喜捨は身を助く? ミャンマー人はなぜ寄付するのか

ヤンゴン中心部の商店街で早朝、托鉢に向かう修行僧。寄付文化が深く浸透しているミャンマーでは多くの市民が喜捨をする

あずき色の袈裟を身にまとい、小鉢を抱えた修行僧が軒下を訪ね、食べ物や金銭のお布施を呼びかける。ミャンマーで早朝よく見かける托鉢の風景だ。

国民の9割が日常的に何らかの寄付(僧侶へのお布施を含む)をする寄付大国ミャンマー。大都市ヤンゴンをはじめ発展著しいとはいえ、ミャンマーはいまだ1日の最低賃金が3600チャット(約360円)という世界でも最貧国のひとつだ。そんな人々がなぜ身銭を切ってまで寄付をするのか。ミャンマーの寄付文化について考えてみた。

仏教徒(上座部仏教)が国民の9割(総人口は5000万人)を占めるミャンマーで寄付は、市民にとって生活の一部といっていいほどポピュラー。来世での生まれ変わり(輪廻)を信じるミャンマー人(ここではビルマ族)は、現世で良い行いをすることが奨励される。代表的なのが、仏につかえる修行僧へのお布施だ。上座部仏教の用語でこれを「ザーナ」と呼ぶ。
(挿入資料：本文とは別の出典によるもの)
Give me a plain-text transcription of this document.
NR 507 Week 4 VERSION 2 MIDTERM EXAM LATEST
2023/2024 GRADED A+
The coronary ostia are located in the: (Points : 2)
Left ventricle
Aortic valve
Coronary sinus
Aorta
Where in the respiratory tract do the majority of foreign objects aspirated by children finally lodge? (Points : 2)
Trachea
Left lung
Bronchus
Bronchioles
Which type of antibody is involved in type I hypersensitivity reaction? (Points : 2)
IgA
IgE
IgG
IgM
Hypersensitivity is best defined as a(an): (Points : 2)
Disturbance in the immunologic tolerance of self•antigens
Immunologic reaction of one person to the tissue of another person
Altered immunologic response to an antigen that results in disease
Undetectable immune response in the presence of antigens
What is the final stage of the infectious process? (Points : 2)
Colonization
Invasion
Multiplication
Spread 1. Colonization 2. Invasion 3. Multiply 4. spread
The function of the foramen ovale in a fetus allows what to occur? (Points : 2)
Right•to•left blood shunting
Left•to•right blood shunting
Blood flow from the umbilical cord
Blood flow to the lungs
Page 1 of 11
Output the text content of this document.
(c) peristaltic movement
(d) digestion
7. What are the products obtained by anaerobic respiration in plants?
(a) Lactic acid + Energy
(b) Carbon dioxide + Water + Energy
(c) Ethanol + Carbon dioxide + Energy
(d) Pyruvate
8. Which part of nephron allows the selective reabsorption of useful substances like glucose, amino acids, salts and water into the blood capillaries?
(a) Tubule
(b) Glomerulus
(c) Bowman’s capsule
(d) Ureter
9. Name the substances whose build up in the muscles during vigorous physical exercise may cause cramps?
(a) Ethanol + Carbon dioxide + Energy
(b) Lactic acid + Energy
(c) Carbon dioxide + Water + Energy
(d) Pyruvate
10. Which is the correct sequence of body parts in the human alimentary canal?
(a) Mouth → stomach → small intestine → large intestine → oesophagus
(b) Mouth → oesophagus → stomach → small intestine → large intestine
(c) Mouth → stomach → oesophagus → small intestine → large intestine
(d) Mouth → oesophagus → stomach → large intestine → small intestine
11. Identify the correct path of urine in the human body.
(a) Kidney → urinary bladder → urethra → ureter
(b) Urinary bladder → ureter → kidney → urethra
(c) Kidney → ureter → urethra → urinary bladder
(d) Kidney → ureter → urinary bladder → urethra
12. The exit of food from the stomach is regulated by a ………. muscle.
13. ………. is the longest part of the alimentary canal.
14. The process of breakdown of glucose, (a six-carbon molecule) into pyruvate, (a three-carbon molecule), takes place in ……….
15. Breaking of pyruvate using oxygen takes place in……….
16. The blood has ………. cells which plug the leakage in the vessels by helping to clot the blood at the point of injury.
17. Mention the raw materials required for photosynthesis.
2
慈悲の心から来る行為と思われがちなザーナだが、ミャンマー人に聞いてみると「功徳を積むため」と答えることが多い。つまり現世で良い行いをして、来世で自分が良い立場で生まれることを期待してザーナをするわけだ。

僧侶へのザーナだけでなく、一般的な寄付・他者への奉仕活動にもミャンマー人は熱心だ。「親せきの家に子どもが生まれた」「知り合いが仕事を辞めたらしい」「近所の子どもが出家した」…。何かイベントごとがあるたびに巾着袋を片手に寄付集めに奔走する。

私も職場(ヤンゴンにある公的機関)の同僚やアパートの住人などに寄付を求められることが多々ある。無下に断るわけにもいかないので、赴任当初はいくらか寄付をしていた。しかし私が外国人だからか、毎週のように寄付に来られるのはさすがに良い気はしない。

不思議だったのは寄付を乞う時のミャンマー人の姿勢だ。乞うというより、あたかもこちらの当然の義務であるかのようにふるまう。寄付を渋るものなら、いかに寄付が尊いものであるか説法を始める者もいる。

また、寄付を受けた側は特に感謝するわけでもない。ザーナを例にとると、お布施を受ける側の僧侶は普通、感謝の言葉を口にしない。稀に啓典の一節を唱えるが、ザーナを受けたらそそくさと次の信者のところへ行く。一体、ミャンマー人にとってザーナとはどういうものなのか。

ミャンマー人にこんな話を聞いたことがある。「ザーナはモノを単に恵む一方的な行為に見えるが、実際は違う。ザーナをする側は自分の良い将来を期待して食べ物やお金を差し出し、それを受け取る側は相手が功徳を積む機会を提供した見返りに寄付を得る。完全なギブアンドテイクなんだよ」

この話を聞いて「ギブアンドテイク」の考えに基づく寄付文化こそが、ミャンマー人の慈悲深さ・寛容な精神を生んでいるのはと思った。ミャンマー人のほとんどは身分、年齢、性別に関係なく、他人に自らの持ち物(財産、労働力、食べ物など)を他人へ分け与えることをいとわない。ミャンマー人(特にビルマ族)にとって、寄付することは自分が仏教徒であることを確認できる一番の瞬間に違いない。

もっといえば、日頃から他人に寄付し、便宜を図っておけば、いざ自分や家族の身に何かあったときに助けてもらえる。僧侶へのザーナを別にして、実際、何らかの寄付を受けたら暗黙の了解で相手に返すことが多いようだ。ミャンマーで寄付文化が根付いている背景には仏教の教えのほかに、こうした実利的な理由もあるのだろう。

功徳を積むため、もしもの時の貸し作り、純粋無償の寄付…。目的はいろいろあれ、ミャンマー人の寄付の根本にあるのは他者への奉仕の精神。ミャンマーが「微笑みの国」といわれる由縁はこんなところにあるのかもしれない。